Republican presumptive nominee Donald Trump has won the New Jersey primary and now-presumptive Democratic nominee Hillary Clinton leads Sen. Bernie Sanders. Worth noting, Mrs. Clinton is underperforming her polling numbers in the Garden State, while Trump, who essentially ran unopposed, is significantly over-performing his polling numbers.
Still, the win is enough for Mrs. Clinton and the media to claim she clinched the Democratic nomination, something she took months longer than anticipated to do against self-proclaimed socialist Vermont Sen. Bernie Sanders. That makes Mrs. Clinton the first female presidential candidate ever to secure a major political party nomination, but also the first male or female to be under federal investigation for political corruption and mishandling classified information.

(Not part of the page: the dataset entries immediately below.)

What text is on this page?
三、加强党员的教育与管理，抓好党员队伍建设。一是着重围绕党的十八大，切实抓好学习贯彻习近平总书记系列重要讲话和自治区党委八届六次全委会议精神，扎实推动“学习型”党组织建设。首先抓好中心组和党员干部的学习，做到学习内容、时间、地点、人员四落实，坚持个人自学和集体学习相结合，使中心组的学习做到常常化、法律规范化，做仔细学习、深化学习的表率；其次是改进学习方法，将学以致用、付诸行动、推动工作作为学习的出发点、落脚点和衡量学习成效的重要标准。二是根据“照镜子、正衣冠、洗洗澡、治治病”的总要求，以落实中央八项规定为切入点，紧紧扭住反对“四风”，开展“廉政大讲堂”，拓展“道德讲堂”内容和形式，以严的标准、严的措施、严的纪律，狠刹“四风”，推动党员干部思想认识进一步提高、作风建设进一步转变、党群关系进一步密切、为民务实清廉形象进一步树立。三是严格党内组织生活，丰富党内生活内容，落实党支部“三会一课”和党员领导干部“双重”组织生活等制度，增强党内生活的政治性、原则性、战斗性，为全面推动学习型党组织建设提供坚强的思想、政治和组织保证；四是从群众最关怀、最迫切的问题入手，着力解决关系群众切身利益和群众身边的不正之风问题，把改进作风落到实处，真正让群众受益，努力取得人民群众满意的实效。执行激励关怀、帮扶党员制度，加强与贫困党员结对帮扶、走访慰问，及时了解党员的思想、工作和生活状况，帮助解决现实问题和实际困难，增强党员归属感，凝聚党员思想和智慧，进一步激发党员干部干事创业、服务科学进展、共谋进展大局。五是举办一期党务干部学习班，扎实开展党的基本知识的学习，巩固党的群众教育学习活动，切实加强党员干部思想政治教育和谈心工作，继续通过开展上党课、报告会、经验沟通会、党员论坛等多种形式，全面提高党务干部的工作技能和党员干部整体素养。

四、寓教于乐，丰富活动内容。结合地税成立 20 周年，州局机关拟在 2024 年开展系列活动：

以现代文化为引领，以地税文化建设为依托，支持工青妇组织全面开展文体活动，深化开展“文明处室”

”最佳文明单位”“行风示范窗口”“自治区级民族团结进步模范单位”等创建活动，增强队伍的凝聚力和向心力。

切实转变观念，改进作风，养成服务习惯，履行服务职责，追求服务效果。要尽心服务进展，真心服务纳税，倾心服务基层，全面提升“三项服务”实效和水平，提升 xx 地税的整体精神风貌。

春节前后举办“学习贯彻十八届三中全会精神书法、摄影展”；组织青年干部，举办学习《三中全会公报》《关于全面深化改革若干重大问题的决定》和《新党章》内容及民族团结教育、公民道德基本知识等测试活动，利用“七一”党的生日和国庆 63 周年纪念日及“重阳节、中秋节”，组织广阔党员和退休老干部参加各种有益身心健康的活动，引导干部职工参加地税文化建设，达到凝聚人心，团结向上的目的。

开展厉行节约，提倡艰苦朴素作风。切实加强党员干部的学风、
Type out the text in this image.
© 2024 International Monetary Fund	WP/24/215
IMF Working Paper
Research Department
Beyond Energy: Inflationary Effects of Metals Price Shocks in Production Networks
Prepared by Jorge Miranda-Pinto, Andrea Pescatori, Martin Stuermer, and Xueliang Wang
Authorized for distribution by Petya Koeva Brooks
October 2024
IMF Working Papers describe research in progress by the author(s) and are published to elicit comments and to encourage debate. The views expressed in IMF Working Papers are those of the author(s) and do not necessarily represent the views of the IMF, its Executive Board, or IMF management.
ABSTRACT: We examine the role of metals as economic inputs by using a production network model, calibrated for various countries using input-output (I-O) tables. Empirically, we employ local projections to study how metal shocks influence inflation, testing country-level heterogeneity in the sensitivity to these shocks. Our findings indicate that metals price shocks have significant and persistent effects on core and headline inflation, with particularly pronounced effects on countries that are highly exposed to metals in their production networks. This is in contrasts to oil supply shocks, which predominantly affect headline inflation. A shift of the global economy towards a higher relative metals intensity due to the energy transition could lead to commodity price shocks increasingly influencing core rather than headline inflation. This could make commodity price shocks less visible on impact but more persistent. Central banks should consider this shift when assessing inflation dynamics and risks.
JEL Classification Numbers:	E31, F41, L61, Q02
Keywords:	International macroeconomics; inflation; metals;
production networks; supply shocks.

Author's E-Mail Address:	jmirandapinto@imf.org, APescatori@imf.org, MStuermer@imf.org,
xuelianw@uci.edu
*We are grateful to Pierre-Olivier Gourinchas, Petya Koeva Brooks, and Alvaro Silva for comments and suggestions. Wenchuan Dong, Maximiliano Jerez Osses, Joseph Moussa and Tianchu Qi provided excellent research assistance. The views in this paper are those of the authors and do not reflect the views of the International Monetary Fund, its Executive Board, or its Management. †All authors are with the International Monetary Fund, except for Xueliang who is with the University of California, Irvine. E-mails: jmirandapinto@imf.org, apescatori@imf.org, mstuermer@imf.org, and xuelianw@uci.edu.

On Monday, Sen. Sanders pushed back on the notion the race is over, vowing to take the fight to the convention no matter what the outcome Tuesday. That said, PPD projects Mrs. Clinton will likely have enough pledged delegates, that is not counting superdelegates, to clinch the nomination and win on the first ballot at the convention. The state of California will decide whether the former secretary of state will have won enough pledged delegates to flat-out win the nomination by the time Tuesday’s votes are counted.
“There’s nothing to concede,” Sen. Sanders said in reaction. “Secretary Clinton will not get enough pledged delegates to win the nomination and the superdelegates don’t vote until the convention.”